Palavras-chave
síndrome do túnel carpal - ultrassonografia de intervenção - anestesia local
Introdução
A síndrome do túnel do carpo (STC) é a mais frequente das síndromes compressivas do
corpo humano, e é definida pela compressão do nervo mediano no carpo. A prevalência
estimada é de 5% da população, com predomínio no sexo feminino, entre a quarta e sexta
décadas da vida.[1]
Estão contidos no túnel osteofibroso o nervo mediano e mais nove tendões flexores
delimitados superficialmente pelo retináculo dos flexores (RF).[1] O território sensitivo do nervo mediano na mão corresponde à face volar do polegar,
segundo, terceiro e a metade radial do quarto dedo, o que explica os sintomas de parestesia
no território mais radial da face volar da mão.[1]
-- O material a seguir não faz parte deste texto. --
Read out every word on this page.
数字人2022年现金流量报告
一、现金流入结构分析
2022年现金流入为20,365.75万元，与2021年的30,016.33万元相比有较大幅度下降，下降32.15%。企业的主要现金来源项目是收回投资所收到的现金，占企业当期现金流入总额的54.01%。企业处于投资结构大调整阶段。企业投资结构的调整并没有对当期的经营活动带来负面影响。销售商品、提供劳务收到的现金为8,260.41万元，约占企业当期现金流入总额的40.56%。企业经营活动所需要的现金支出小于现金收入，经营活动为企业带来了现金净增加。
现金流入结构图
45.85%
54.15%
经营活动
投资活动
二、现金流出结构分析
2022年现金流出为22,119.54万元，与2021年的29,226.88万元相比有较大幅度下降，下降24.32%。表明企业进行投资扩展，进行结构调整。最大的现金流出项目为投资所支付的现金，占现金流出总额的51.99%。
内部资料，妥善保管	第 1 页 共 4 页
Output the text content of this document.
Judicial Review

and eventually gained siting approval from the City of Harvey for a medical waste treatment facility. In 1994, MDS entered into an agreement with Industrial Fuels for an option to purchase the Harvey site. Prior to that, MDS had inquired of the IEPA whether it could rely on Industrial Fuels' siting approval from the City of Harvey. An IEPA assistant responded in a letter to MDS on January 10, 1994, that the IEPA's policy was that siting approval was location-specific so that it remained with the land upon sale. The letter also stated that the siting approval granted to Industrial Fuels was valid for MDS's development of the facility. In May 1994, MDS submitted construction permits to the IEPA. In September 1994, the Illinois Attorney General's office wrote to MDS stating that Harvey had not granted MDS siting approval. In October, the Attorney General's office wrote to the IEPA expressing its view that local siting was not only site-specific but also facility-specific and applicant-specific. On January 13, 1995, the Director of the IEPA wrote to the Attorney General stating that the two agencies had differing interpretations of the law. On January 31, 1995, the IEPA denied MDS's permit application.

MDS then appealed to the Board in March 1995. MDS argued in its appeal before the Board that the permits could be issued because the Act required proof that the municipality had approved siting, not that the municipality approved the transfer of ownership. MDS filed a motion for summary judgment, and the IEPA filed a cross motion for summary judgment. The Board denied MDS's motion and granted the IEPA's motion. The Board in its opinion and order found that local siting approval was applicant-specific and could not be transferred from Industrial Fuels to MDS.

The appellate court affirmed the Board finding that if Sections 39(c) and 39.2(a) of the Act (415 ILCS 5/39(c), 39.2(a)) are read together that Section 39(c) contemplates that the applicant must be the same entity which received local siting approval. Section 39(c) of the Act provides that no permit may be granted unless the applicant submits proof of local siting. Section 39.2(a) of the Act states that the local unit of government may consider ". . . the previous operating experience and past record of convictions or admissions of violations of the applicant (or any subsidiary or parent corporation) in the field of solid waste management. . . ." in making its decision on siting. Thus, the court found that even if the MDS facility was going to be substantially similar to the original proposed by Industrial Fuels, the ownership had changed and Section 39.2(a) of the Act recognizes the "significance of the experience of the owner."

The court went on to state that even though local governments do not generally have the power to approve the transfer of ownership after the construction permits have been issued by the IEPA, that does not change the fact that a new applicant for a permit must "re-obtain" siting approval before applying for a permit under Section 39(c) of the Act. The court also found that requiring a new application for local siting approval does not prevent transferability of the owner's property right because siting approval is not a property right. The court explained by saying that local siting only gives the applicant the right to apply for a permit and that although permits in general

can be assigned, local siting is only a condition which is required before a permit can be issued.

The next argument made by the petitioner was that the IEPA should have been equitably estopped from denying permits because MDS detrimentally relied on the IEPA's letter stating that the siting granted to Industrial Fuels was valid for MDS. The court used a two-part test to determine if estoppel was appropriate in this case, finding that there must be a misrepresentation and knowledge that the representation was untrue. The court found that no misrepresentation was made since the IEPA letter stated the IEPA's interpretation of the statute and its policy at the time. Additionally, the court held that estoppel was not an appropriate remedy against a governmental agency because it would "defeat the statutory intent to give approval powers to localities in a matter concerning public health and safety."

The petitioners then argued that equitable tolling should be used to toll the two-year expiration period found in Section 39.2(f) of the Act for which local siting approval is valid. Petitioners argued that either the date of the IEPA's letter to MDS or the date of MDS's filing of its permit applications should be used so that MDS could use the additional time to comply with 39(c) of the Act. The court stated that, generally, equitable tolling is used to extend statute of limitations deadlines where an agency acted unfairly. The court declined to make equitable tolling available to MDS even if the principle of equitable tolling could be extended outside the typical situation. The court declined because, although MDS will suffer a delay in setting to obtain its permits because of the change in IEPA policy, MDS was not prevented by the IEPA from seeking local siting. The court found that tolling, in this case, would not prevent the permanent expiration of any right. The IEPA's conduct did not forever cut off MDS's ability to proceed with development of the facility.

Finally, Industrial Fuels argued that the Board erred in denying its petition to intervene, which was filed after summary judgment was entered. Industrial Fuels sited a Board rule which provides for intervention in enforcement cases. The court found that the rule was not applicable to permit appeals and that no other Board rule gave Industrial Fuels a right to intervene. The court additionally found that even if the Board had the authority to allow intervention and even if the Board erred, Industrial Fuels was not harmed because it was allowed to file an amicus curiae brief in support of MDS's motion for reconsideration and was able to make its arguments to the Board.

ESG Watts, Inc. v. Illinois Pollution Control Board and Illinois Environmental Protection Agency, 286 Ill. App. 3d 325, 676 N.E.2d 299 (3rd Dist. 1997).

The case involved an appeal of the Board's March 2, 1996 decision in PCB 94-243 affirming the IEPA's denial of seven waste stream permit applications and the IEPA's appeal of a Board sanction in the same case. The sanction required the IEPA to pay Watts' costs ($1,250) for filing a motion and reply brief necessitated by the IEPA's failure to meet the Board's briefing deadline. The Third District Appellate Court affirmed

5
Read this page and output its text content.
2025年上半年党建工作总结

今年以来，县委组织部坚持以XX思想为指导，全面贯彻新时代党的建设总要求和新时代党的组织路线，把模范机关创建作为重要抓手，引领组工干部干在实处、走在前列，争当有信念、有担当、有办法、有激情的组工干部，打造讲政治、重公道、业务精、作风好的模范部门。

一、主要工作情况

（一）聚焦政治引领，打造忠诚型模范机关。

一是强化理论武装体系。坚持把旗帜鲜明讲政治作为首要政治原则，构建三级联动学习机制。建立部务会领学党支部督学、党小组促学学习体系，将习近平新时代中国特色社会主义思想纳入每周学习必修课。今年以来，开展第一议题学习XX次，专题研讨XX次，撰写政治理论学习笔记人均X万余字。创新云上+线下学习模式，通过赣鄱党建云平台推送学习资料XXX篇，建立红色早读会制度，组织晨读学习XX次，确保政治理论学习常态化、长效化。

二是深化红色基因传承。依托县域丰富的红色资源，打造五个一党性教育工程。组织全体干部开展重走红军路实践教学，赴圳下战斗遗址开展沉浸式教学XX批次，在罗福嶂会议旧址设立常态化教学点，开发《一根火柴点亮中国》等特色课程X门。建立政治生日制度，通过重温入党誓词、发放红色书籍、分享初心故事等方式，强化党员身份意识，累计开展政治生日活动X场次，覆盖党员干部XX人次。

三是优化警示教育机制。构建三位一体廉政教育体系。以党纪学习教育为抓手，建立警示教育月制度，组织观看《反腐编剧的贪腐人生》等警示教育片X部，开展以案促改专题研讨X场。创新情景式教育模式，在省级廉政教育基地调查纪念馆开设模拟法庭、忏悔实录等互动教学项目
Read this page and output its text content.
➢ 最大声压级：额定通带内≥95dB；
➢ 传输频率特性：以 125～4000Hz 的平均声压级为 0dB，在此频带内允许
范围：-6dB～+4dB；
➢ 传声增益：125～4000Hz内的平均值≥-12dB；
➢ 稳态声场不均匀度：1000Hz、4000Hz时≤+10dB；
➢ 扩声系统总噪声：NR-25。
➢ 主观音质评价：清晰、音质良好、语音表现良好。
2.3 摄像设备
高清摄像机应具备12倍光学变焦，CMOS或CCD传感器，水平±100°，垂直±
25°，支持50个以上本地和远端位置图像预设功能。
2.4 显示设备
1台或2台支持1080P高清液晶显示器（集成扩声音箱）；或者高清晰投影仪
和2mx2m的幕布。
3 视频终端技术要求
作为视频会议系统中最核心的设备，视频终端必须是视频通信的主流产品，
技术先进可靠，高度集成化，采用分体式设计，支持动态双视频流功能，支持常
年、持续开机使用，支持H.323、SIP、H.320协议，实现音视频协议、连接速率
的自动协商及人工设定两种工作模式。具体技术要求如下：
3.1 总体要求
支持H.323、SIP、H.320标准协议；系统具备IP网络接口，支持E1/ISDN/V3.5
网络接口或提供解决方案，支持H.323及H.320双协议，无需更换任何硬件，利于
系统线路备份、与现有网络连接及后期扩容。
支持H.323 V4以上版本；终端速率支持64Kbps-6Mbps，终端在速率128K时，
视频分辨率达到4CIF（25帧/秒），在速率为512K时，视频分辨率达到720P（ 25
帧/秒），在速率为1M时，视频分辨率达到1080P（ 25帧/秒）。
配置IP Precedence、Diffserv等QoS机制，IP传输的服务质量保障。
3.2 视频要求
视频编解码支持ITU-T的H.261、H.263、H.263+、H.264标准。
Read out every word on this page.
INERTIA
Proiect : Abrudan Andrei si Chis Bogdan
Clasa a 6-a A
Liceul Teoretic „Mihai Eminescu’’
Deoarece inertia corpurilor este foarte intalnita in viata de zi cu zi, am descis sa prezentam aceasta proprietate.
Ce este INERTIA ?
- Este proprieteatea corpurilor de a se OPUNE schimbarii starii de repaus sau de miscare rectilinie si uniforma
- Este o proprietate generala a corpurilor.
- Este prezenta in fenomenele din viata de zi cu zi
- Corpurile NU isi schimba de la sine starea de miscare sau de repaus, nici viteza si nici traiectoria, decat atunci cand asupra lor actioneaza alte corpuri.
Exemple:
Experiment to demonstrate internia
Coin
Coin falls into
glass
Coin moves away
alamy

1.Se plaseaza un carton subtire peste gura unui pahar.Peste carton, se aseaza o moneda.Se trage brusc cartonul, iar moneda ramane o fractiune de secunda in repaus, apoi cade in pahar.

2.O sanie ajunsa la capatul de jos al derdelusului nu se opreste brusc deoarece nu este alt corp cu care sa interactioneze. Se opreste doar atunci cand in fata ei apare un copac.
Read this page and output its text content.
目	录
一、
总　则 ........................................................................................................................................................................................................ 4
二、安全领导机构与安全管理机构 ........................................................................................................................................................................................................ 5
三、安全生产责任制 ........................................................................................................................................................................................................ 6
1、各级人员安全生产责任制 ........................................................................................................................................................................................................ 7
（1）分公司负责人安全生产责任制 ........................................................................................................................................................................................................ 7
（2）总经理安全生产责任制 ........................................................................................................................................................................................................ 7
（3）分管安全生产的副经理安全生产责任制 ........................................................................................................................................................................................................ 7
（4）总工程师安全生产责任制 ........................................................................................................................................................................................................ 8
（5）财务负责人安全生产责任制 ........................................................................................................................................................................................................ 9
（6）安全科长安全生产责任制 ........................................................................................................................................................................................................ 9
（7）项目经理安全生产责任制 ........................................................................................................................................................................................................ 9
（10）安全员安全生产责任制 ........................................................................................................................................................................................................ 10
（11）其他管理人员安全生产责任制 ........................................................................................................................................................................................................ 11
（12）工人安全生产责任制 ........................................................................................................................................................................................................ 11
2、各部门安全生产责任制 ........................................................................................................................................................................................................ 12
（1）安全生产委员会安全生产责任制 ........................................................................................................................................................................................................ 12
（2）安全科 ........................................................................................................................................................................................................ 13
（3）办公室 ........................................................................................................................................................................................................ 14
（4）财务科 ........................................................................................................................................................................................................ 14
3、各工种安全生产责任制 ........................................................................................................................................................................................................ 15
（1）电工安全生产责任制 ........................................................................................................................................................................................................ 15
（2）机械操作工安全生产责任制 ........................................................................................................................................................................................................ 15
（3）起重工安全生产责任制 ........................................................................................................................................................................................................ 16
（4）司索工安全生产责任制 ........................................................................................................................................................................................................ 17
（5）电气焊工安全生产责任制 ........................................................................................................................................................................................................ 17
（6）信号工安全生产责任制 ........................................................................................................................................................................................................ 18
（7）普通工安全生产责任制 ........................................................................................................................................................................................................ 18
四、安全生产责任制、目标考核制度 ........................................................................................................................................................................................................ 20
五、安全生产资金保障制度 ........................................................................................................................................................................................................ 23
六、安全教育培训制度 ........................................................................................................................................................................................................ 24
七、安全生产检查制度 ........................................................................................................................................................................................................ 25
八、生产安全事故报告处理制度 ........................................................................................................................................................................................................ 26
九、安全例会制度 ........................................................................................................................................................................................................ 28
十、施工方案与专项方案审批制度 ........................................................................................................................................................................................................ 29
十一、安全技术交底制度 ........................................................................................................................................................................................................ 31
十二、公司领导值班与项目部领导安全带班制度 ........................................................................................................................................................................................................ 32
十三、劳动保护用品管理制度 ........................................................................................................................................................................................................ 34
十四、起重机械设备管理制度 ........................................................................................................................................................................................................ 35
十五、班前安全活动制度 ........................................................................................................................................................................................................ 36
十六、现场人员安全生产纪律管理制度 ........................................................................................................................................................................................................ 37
O tratamento incruento da STC consiste na administração de medicações analgésicas,
anti-inflamatórios e moduladores da dor neuropática, infiltração de corticoide, e
o uso de órtese no punho para a melhora sintomatológica do paciente.[2] O tratamento cruento consiste na seção cirúrgica do RF. A retinaculotomia melhora
o sintoma de parestesia por descomprimir e diminuir a pressão intratúnel do nervo
mediano no carpo.[2] A técnica pode ser aberta, miniaberta ou endoscópica.[2]
[3]
A anestesia pode ser geral, locorregional ou local. A anestesia local consiste no
bloqueio do nervo mediano no punho e no local da incisão cirúrgica, e pode ser empregada
a associação de adrenalina e lidocaína com o propósito de diminuir o sangramento intraoperatório,
dispensar o uso do torniquete no braço, e a necessidade de sedação do paciente.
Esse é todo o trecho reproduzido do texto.